Sediments in bottled wines are relatively rare, and usually signal a fine wine that has already spent some years in bottle. So unaccustomed have modern wine consumers become to sediment that many (erroneously) view it as a fault.

Layman’s terms from Kori:
Sediment is the “gunk” that settles to the bottom of a wine bottle. When you pour a wine that contains sediment, you may notice the sediment in your glass as you pour the last bit of wine from a bottle or it might catch around the shoulders of the bottle. While it may not be aesthetically pleasing, there is nothing wrong with a wine that contains sediment. It generally indicates a wine that has been aged a while. To prevent the sediment from ending up in your glass, it is a good idea to pour an older wine (or any wine you suspect contains sediment) through a filter into a decanter before serving.


Filed under: Wine Word of the Week

Reader's Comments

  1. Troy | May 29th, 2012 at 8:22 am

    I drink my fair share of older wines, and I have to say that the Bordeaux style bottles with the nice pronounced shoulders in them make it easy to pour or decant without a filter since you can capture most of that sediment in the shoulder. Those pesky Rhone bottles though really grind my gears. They don’t have that nice shoulder in them so those are the ones I have to filter or else I drink the grit.

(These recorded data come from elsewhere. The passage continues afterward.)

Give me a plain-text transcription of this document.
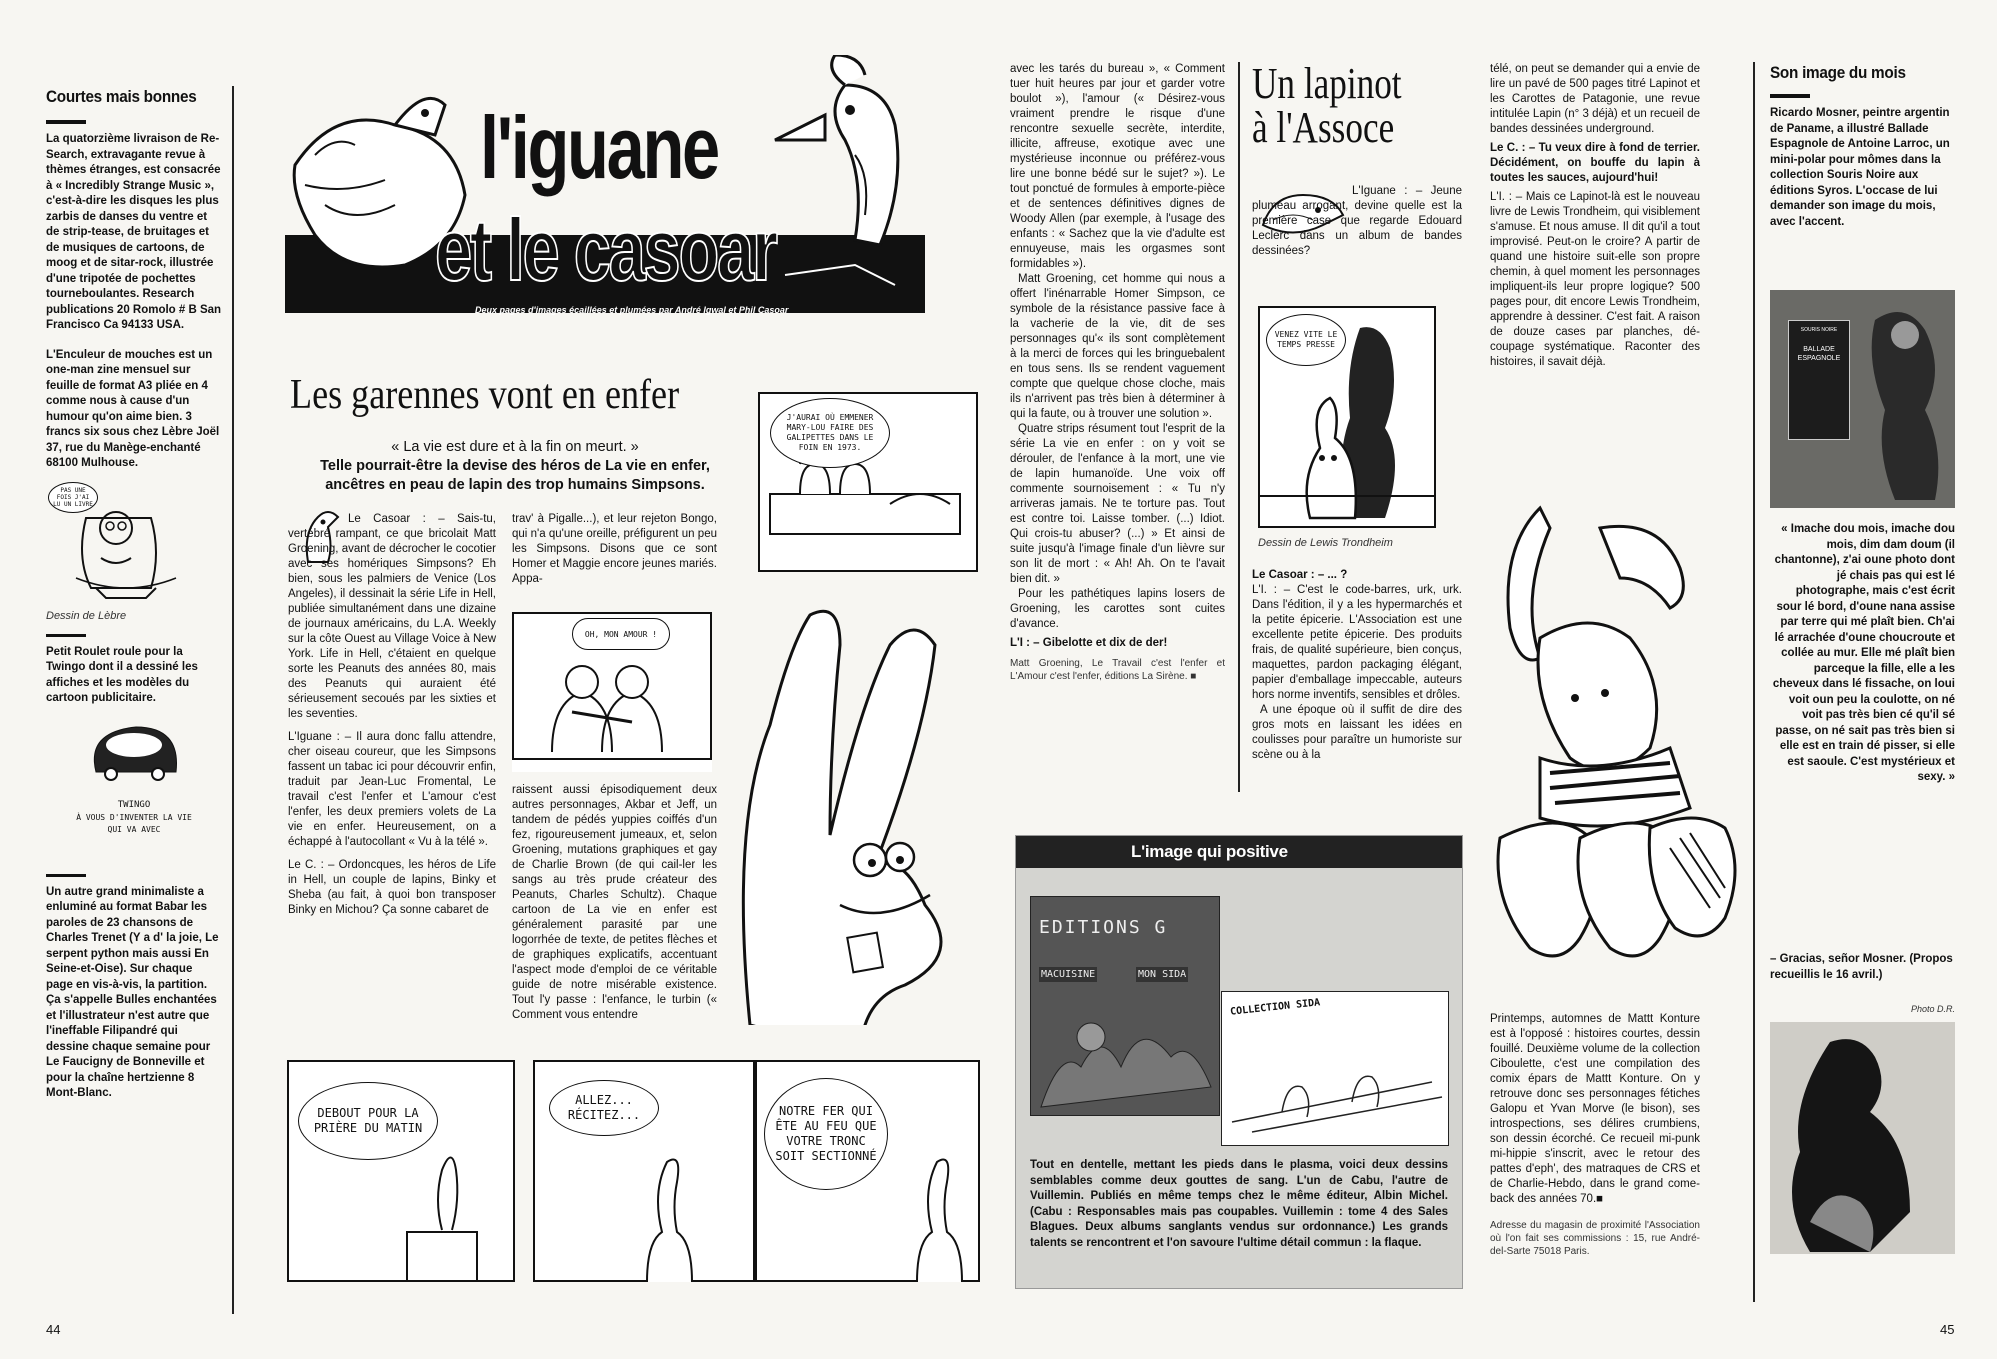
Courtes mais bonnes
La quatorzième livraison de Re-Search, extravagante revue à thèmes étranges, est consacrée à « Incredibly Strange Music », c'est-à-dire les disques les plus zarbis de danses du ventre et de strip-tease, de bruitages et de musiques de cartoons, de moog et de sitar-rock, illustrée d'une tripotée de pochettes tourneboulantes. Research publications 20 Romolo # B San Francisco Ca 94133 USA.
L'Enculeur de mouches est un one-man zine mensuel sur feuille de format A3 pliée en 4 comme nous à cause d'un humour qu'on aime bien. 3 francs six sous chez Lèbre Joël 37, rue du Manège-enchanté 68100 Mulhouse.
PAS UNE FOIS J'AI LU UN LIVRE
Dessin de Lèbre
Petit Roulet roule pour la Twingo dont il a dessiné les affiches et les modèles du cartoon publicitaire.
TWINGO
À VOUS D'INVENTER LA VIE QUI VA AVEC
Un autre grand minimaliste a enluminé au format Babar les paroles de 23 chansons de Charles Trenet (Y a d' la joie, Le serpent python mais aussi En Seine-et-Oise). Sur chaque page en vis-à-vis, la partition. Ça s'appelle Bulles enchantées et l'illustrateur n'est autre que l'ineffable Filipandré qui dessine chaque semaine pour Le Faucigny de Bonneville et pour la chaîne hertzienne 8 Mont-Blanc.
l'iguane
et le casoar
Deux pages d'images écaillées et plumées par André Igwal et Phil Casoar
Les garennes vont en enfer
« La vie est dure et à la fin on meurt. »
Telle pourrait-être la devise des héros de La vie en enfer,
ancêtres en peau de lapin des trop humains Simpsons.
J'AURAI OÙ EMMENER MARY-LOU FAIRE DES GALIPETTES DANS LE FOIN EN 1973.

Le Casoar : – Sais-tu, vertébré rampant, ce que bricolait Matt Groening, avant de décrocher le cocotier avec ses homériques Simpsons? Eh bien, sous les palmiers de Venice (Los Angeles), il dessinait la série Life in Hell, publiée simultanément dans une dizaine de journaux américains, du L.A. Weekly sur la côte Ouest au Village Voice à New York. Life in Hell, c'étaient en quelque sorte les Peanuts des années 80, mais des Peanuts qui auraient été sérieusement secoués par les sixties et les seventies.

L'Iguane : – Il aura donc fallu attendre, cher oiseau coureur, que les Simpsons fassent un tabac ici pour découvrir enfin, traduit par Jean-Luc Fromental, Le travail c'est l'enfer et L'amour c'est l'enfer, les deux premiers volets de La vie en enfer. Heureusement, on a échappé à l'autocollant « Vu à la télé ».

Le C. : – Ordoncques, les héros de Life in Hell, un couple de lapins, Binky et Sheba (au fait, à quoi bon transposer Binky en Michou? Ça sonne cabaret de

trav' à Pigalle...), et leur rejeton Bongo, qui n'a qu'une oreille, préfigurent un peu les Simpsons. Disons que ce sont Homer et Maggie encore jeunes mariés. Appa-
OH, MON AMOUR !
raissent aussi épisodiquement deux autres personnages, Akbar et Jeff, un tandem de pédés yuppies coiffés d'un fez, rigoureusement jumeaux, et, selon Groening, mutations graphiques et gay de Charlie Brown (de qui cail-ler les sangs au très prude créateur des Peanuts, Charles Schultz). Chaque cartoon de La vie en enfer est généralement parasité par une logorrhée de texte, de petites flèches et de graphiques explicatifs, accentuant l'aspect mode d'emploi de ce véritable guide de notre misérable existence. Tout l'y passe : l'enfance, le turbin (« Comment vous entendre
DEBOUT POUR LA PRIÈRE DU MATIN
ALLEZ... RÉCITEZ...	NOTRE FER QUI ÊTE AU FEU QUE VOTRE TRONC SOIT SECTIONNÉ
44

avec les tarés du bureau », « Comment tuer huit heures par jour et garder votre boulot »), l'amour (« Désirez-vous vraiment prendre le risque d'une rencontre sexuelle secrète, interdite, illicite, affreuse, exotique avec une mystérieuse inconnue ou préférez-vous lire une bonne bédé sur le sujet? »). Le tout ponctué de formules à emporte-pièce et de sentences définitives dignes de Woody Allen (par exemple, à l'usage des enfants : « Sachez que la vie d'adulte est ennuyeuse, mais les orgasmes sont formidables »).

Matt Groening, cet homme qui nous a offert l'inénarrable Homer Simpson, ce symbole de la résistance passive face à la vacherie de la vie, dit de ses personnages qu'« ils sont complètement à la merci de forces qui les bringuebalent en tous sens. Ils se rendent vaguement compte que quelque chose cloche, mais ils n'arrivent pas très bien à déterminer à qui la faute, ou à trouver une solution ».

Quatre strips résument tout l'esprit de la série La vie en enfer : on y voit se dérouler, de l'enfance à la mort, une vie de lapin humanoïde. Une voix off commente sournoisement : « Tu n'y arriveras jamais. Ne te torture pas. Tout est contre toi. Laisse tomber. (...) Idiot. Qui crois-tu abuser? (...) » Et ainsi de suite jusqu'à l'image finale d'un lièvre sur son lit de mort : « Ah! Ah. On te l'avait bien dit. »

Pour les pathétiques lapins losers de Groening, les carottes sont cuites d'avance.

L'I : – Gibelotte et dix de der!

Matt Groening, Le Travail c'est l'enfer et L'Amour c'est l'enfer, éditions La Sirène. ■

Un lapinot
à l'Assoce

L'Iguane : – Jeune plumeau arrogant, devine quelle est la première case que regarde Edouard Leclerc dans un album de bandes dessinées?

VENEZ VITE LE TEMPS PRESSE
Dessin de Lewis Trondheim

Le Casoar : – ... ?

L'I. : – C'est le code-barres, urk, urk. Dans l'édition, il y a les hypermarchés et la petite épicerie. L'Association est une excellente petite épicerie. Des produits frais, de qualité supérieure, bien conçus, maquettes, pardon packaging élégant, papier d'emballage impeccable, auteurs hors norme inventifs, sensibles et drôles.

A une époque où il suffit de dire des gros mots en laissant les idées en coulisses pour paraître un humoriste sur scène ou à la

L'image qui positive
EDITIONS G
MACUISINE	MON SIDA
COLLECTION SIDA
Tout en dentelle, mettant les pieds dans le plasma, voici deux dessins semblables comme deux gouttes de sang. L'un de Cabu, l'autre de Vuillemin. Publiés en même temps chez le même éditeur, Albin Michel. (Cabu : Responsables mais pas coupables. Vuillemin : tome 4 des Sales Blagues. Deux albums sanglants vendus sur ordonnance.) Les grands talents se rencontrent et l'on savoure l'ultime détail commun : la flaque.

télé, on peut se demander qui a envie de lire un pavé de 500 pages titré Lapinot et les Carottes de Patagonie, une revue intitulée Lapin (n° 3 déjà) et un recueil de bandes dessinées underground.

Le C. : – Tu veux dire à fond de terrier. Décidément, on bouffe du lapin à toutes les sauces, aujourd'hui!

L'I. : – Mais ce Lapinot-là est le nouveau livre de Lewis Trondheim, qui visiblement s'amuse. Et nous amuse. Il dit qu'il a tout improvisé. Peut-on le croire? A partir de quand une histoire suit-elle son propre chemin, à quel moment les personnages impliquent-ils leur propre logique? 500 pages pour, dit encore Lewis Trondheim, apprendre à dessiner. C'est fait. A raison de douze cases par planches, dé-coupage systématique. Raconter des histoires, il savait déjà.

Printemps, automnes de Mattt Konture est à l'opposé : histoires courtes, dessin fouillé. Deuxième volume de la collection Ciboulette, c'est une compilation des comix épars de Mattt Konture. On y retrouve donc ses personnages fétiches Galopu et Yvan Morve (le bison), ses introspections, ses délires crumbiens, son dessin écorché. Ce recueil mi-punk mi-hippie s'inscrit, avec le retour des pattes d'eph', des matraques de CRS et de Charlie-Hebdo, dans le grand come-back des années 70.■

Adresse du magasin de proximité l'Association où l'on fait ses commissions : 15, rue André-del-Sarte 75018 Paris.

Son image du mois
Ricardo Mosner, peintre argentin de Paname, a illustré Ballade Espagnole de Antoine Larroc, un mini-polar pour mômes dans la collection Souris Noire aux éditions Syros. L'occase de lui demander son image du mois, avec l'accent.
SOURIS NOIRE
BALLADE ESPAGNOLE
« Imache dou mois, imache dou mois, dim dam doum (il chantonne), z'ai oune photo dont jé chais pas qui est lé photographe, mais c'est écrit sour lé bord, d'oune nana assise par terre qui mé plaît bien. Ch'ai lé arrachée d'oune choucroute et collée au mur. Elle mé plaît bien parceque la fille, elle a les cheveux dans lé fissache, on loui voit oun peu la coulotte, on né voit pas très bien cé qu'il sé passe, on né sait pas très bien si elle est en train dé pisser, si elle est saoule. C'est mystérieux et sexy. »
– Gracias, señor Mosner. (Propos recueillis le 16 avril.)
Photo D.R.
45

    Not filtering wines before bottling seems to be a stylistic choice that many Washington winemakers are doing now. I’ve seen on many bottles “Unfined and unfiltered”, and the sediment in them at such a young age can attest to it. I had a 2009 Cabernet Sauvignon from a Walla Walla winery and there was as much sediment in that bottle as the 1998 Cab I had the other night. I don’t know what point they’re trying to make by doing this, but it’s a little bit annoying to have to filter the last 4 oz. of a brand new wine. Perhaps I’m just getting the “bottom of the barrel” bottles, but still…

  2. alex | May 29th, 2012 at 8:48 am

    Hello this is Alex from the wine forum http://www.winebasic101.com. No one likes sediment in there wine. I’m a home brewer filtering your wine is one of the most important steps you should not forget. You can have a great wine but if there apperence is not there then no one will drink the wine.

  3. Kori | May 29th, 2012 at 2:37 pm

    Troy and Alex,
    Great points. While there is nothing technically wrong with having sediment in a wine, most consumers find it off-putting, especially in younger wines. It is a stylistic choice for some winemakers; however, most people want to be able to just open up a bottle and drink it. Just another one of those things that keeps the world of wine interesting. Cheers!